Comment by entrox

3 days ago

> I just haven't found Emacs to be particularly productive over SSH. IMO it works best on a local machine, there's just too much in the GUI which isn't as workable over terminal. Font rendering, images, clickable text links all take a hit. None are really deal breakers, but Emacs TUI just kind of feels like an afterthought. X11 over SSH doesn't feel responsive to me.

But that's what tramp is for, it works nicely and is surprisingly well integrated into the rest of Emacs. The only obvious downside is initial performance, but that can be worked around by tweaking SSH settings to keep connections open.

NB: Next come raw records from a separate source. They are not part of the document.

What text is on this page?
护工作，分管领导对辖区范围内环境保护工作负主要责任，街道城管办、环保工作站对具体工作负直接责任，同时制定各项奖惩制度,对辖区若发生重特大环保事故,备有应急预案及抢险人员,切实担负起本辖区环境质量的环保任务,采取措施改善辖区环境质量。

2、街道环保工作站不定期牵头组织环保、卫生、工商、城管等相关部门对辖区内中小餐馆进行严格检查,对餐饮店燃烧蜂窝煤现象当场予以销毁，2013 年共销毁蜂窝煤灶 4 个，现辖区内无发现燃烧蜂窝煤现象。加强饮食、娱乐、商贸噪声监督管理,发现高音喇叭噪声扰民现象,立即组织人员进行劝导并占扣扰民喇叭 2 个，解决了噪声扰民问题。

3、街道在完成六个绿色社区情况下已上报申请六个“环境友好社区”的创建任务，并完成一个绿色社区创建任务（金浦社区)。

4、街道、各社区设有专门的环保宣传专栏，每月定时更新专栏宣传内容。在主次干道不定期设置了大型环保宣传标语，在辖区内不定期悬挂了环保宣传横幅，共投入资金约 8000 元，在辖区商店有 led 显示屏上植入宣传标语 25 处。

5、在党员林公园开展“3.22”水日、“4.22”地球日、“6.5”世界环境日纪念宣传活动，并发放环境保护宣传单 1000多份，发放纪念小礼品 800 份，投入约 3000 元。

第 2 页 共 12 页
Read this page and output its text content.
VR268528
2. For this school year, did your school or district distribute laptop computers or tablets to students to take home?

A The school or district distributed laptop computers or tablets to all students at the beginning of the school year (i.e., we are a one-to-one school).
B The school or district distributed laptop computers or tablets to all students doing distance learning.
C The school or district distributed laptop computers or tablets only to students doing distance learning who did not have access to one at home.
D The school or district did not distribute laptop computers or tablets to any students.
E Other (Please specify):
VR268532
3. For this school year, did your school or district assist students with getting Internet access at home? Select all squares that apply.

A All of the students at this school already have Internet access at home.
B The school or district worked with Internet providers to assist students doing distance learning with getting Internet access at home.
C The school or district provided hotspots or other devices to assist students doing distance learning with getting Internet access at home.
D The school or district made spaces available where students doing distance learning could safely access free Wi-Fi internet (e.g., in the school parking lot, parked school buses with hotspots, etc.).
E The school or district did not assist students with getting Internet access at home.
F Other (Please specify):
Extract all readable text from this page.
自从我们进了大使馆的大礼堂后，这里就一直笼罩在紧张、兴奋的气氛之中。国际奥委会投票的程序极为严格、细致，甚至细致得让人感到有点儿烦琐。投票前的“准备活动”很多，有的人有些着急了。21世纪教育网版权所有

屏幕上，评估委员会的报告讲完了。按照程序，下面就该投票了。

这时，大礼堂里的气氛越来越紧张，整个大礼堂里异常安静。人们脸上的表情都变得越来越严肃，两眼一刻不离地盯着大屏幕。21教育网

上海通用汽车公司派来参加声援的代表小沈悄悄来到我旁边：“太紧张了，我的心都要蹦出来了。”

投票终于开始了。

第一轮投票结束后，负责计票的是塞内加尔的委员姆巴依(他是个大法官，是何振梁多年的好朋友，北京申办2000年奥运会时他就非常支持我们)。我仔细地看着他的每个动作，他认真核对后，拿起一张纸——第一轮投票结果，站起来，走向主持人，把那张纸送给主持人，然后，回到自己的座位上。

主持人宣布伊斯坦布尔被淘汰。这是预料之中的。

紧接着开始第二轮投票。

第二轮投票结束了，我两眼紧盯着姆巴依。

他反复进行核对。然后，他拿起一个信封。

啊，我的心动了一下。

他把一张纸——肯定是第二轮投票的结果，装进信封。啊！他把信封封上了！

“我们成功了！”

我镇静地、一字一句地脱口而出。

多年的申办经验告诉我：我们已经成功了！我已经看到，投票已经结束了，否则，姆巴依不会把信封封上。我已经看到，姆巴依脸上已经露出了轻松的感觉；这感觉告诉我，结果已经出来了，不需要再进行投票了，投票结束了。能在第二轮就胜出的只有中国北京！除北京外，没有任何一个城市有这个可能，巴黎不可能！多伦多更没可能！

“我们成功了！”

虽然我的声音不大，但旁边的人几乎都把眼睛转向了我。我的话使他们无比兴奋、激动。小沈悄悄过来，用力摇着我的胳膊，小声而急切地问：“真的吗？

Another hack I use is to initiate a connection from remote to my local Emacs instance. The use case is ssh'ing into a remote shell, typing "remote-emacs <file-xyz>" and having that open the file on my local machine.

I did that by creating a script that gets my local IP from $SSH_CONNECTION, uses that to ssh into my local machine and executes "emacsclient -n /ssh:$HOSTNAME:$FILEPATH" which then in turn opens the remote file using tramp. Pretty useful.

How does it handle things like project heirarchy? Does folder browsing work? Can I use an org-roam database? I've used TRAMP to open single files over SSH, but it seems less functional than mounting with FUSE. But I haven't looked into it extensively.

I am definitely going to build out that bash script for the second use case, that sounds excellent. Thanks, I had no idea you could do that

  • Yes, it works basically everywhere you'd interact with a local file or directory.

    For example, you open a remote dired buffer with C-x C-f /ssh:host:/dir/. Afterwards, opening a file or navigating to a directory will open it remotely as well. You can also use project functions or magit seamlessly. I have plenty of bookmarks remotely etc.